Sugarcane wax

Identifiers
- CAS Number: 2496446-24-1;

Properties
- Appearance: Light brown solid
- Density: 0.90 g/cm^{3}
- Solubility in water: Insoluble
- Solubility in hydrocarbons: Soluble

Hazards
- Flash point: > 250 °C (open cup)

= Sugarcane wax =

Sugarcane wax is a wax extracted from sugarcane.

== Production ==
The production of sugarcane wax is difficult and economically intensive. Sugarcane is used almost exclusively to produce sugar. More importantly, there is just about 0.1% of sugarcane wax in sugarcane. Therefore, economic productions can only be found in the major cultivation countries Brazil, India, China, Thailand, Pakistan and Mexico. During the production of sugar remains a filter residue, the so-called bagasse. The sugar cane wax is obtained from this filter residue. In that process, plant residues and chlorophyll are separated from the sugarcane.

== History ==
Around 1840, for the first time the American pharmacist Avequin was able to produce sugarcane wax out of the bagasse in a relatively pure form. In his quantitative analysis he found that there is just 0.1% of the whitish to dark yellow wax in sugarcane. In 1909, more than 60 years later, the Frenchman A. Wynberg was granted a patent for the production of sugarcane wax by extracting it out of the bagasse. During World War I, one of the first companies that produced large amounts of sugarcane waxes established in the South African province Natal. Already in 1924, 6000 tons of dark sugarcane wax were produced there. This amount was mainly used for the production of candles for the Russian Orthodox Church. Because of the Russian Revolution and the associated war against the church the consumption of sugarcane wax decreased so much that the company had to be closed. In the following period, sugarcane wax was produced in the US, mainly in Louisiana where there were up to 22 sugarcane wax producers. Already in 1922, M. Rindl described applications for sugarcane wax in detail, for example as substitute for Carnauba, Bee and Montan waxes.

== Ingredients ==
Sugarcane wax consists of the following ingredients: about 70% of alcohols of long-chain hydrocarbons having chain lengths of C 18 to C 32, wax acids having chain lengths of C 18 to C 32, ω-hydroxycarboxylic acids and aromatic carboxylic acids. Also fatty alcohols (wax alcohols) and diols are alcohol components. Besides that, about 5 to 10% consist of unesterified diols, long-chain wax acids such as behenic acid, cerotic acid, lignoceric acid or melissic acid and saturated hydrocarbons. Untreated sugarcane wax contains up to 25% of resin and moreover, up to 60% polycosanol (octacosanol) which can be extracted from sugarcane wax in the pure form.

== Characteristics ==
Sugarcane wax is indigestible and harmless to health. In case of accidental consumption it is excreted. In its refined form it has a light yellowish colour. Due to the high melting point of 75 to 80 °C it remains stable even if exposed to direct sunlight. Sugarcane wax offers a good oil and solvent retention for anionic bright emulsions.

== Applications ==
=== Food ===
Until the 1960s, sugar cane wax was added to the production of chewing gum as an edible wax. In this process the sugar cane wax acted as elastomer or as plasticizer and consistency regulator. In 1943, J. W. Schlegel and L. Lang were granted a patent to flour donuts with sugar. The ground sugar was mixed with 0.4% of sugar cane wax. Thus, the donuts became fat- and water-repellent and kept their fresh appearance longer. Also chocolate was thinly coated with sugarcane wax. The gloss durability improved, the melting reduced and the packing was relieved as well. In order to keep vegetables and fruits fresh or to make it look fresh emulsions from sugarcane wax mixed with other natural waxes were prepared. The vegetables or fruits were immersed in the emulsions or sprayed with wax emulsions.

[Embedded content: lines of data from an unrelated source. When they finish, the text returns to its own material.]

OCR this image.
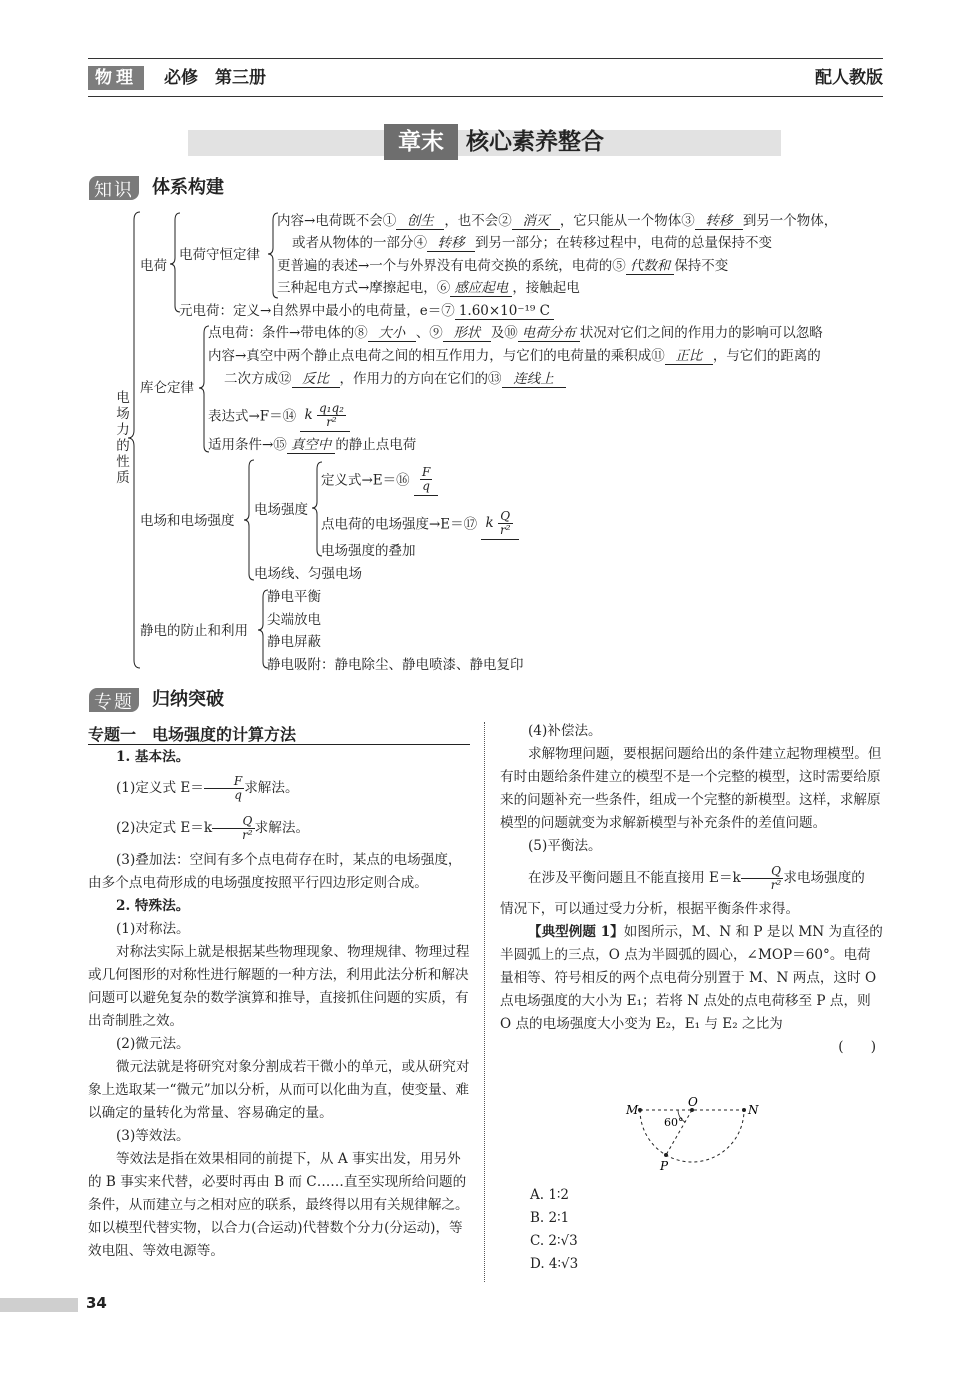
物理	必修　第三册	配人教版
章末 核心素养整合
知识 体系构建
电场力的性质
电荷
电荷守恒定律
内容→电荷既不会① 创生 ，也不会② 消灭 ，它只能从一个物体③ 转移 到另一个物体，
或者从物体的一部分④ 转移 到另一部分；在转移过程中，电荷的总量保持不变
更普遍的表述→一个与外界没有电荷交换的系统，电荷的⑤ 代数和 保持不变
三种起电方式→摩擦起电，⑥ 感应起电 ，接触起电
元电荷：定义→自然界中最小的电荷量，e＝⑦ 1.60×10⁻¹⁹ C
库仑定律
点电荷：条件→带电体的⑧ 大小 、⑨ 形状 及⑩ 电荷分布 状况对它们之间的作用力的影响可以忽略
内容→真空中两个静止点电荷之间的相互作用力，与它们的电荷量的乘积成⑪ 正比 ，与它们的距离的
二次方成⑫ 反比 ，作用力的方向在它们的⑬ 连线上
表达式→F＝⑭ k $\frac{\text{q₁q₂}}{\text{r²}}$
适用条件→⑮ 真空中 的静止点电荷
电场和电场强度
电场强度
定义式→E＝⑯ $\frac{F}{q}$
点电荷的电场强度→E＝⑰ k $\frac{Q}{\text{r²}}$
电场强度的叠加
电场线、匀强电场
静电的防止和利用
静电平衡
尖端放电
静电屏蔽
静电吸附：静电除尘、静电喷漆、静电复印
专题 归纳突破
专题一　电场强度的计算方法

1. 基本法。

(1)定义式 $E= \frac{F}{q}$ 求解法。

(2)决定式 $E=k \frac{Q}{\text{r²}}$ 求解法。

(3)叠加法：空间有多个点电荷存在时，某点的电场强度，由多个点电荷形成的电场强度按照平行四边形定则合成。

2. 特殊法。

(1)对称法。

对称法实际上就是根据某些物理现象、物理规律、物理过程或几何图形的对称性进行解题的一种方法，利用此法分析和解决问题可以避免复杂的数学演算和推导，直接抓住问题的实质，有出奇制胜之效。

(2)微元法。

微元法就是将研究对象分割成若干微小的单元，或从研究对象上选取某一“微元”加以分析，从而可以化曲为直，使变量、难以确定的量转化为常量、容易确定的量。

(3)等效法。

等效法是指在效果相同的前提下，从 A 事实出发，用另外的 B 事实来代替，必要时再由 B 而 C……直至实现所给问题的条件，从而建立与之相对应的联系，最终得以用有关规律解之。如以模型代替实物，以合力(合运动)代替数个分力(分运动)，等效电阻、等效电源等。

(4)补偿法。

求解物理问题，要根据问题给出的条件建立起物理模型。但有时由题给条件建立的模型不是一个完整的模型，这时需要给原来的问题补充一些条件，组成一个完整的新模型。这样，求解原模型的问题就变为求解新模型与补充条件的差值问题。

(5)平衡法。

在涉及平衡问题且不能直接用 $E=k \frac{Q}{\text{r²}}$ 求电场强度的

情况下，可以通过受力分析，根据平衡条件求得。

【典型例题 1】如图所示，M、N 和 P 是以 MN 为直径的半圆弧上的三点，O 点为半圆弧的圆心，∠MOP＝60°。电荷量相等、符号相反的两个点电荷分别置于 M、N 两点，这时 O 点电场强度的大小为 E₁；若将 N 点处的点电荷移至 P 点，则 O 点的电场强度大小变为 E₂，E₁ 与 E₂ 之比为

(　　)

M
O
N
P
60°
A. 1∶2
B. 2∶1
C. 2∶√3
D. 4∶√3
34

=== Medical applications ===
In the 1970s, a further field of application for polycosanols made from sugarcane wax was found in the medical industry, the lowering of the cholesterol level. This had been pursued with various investigations by the Cuban laboratory Dalmer S.A. in Havana, especially against the background of the fall of the Iron Curtain. During this time, there were many - also controversial - patent applications. The last known patent was applied in 1998 by S.A. Dalmer. Those results were analysed, summarised and developed further by I. Gouni-Berthold and H. K. Berthold. From 2004 to 2007 the cholesterol-lowering effect of polycosanols made from sugarcane wax was transferred to montan waxes because of their very similar chemical structure by E. Krendlinger and M. Neumaier. Currently, nutritional supplements containing polycosanols for lowering the cholesterol levels are offered in a wide range.

=== Currently ===
Sugarcane wax is not only suitable for technical applications but also for applications in the food industry. So, sugarcane wax can be used as care product (shoe, floor and car care), in the leather and as well as for applications in the additive and cosmetics industry. Furthermore, it is applicable in the paints and printing inks industry and for the production of candles.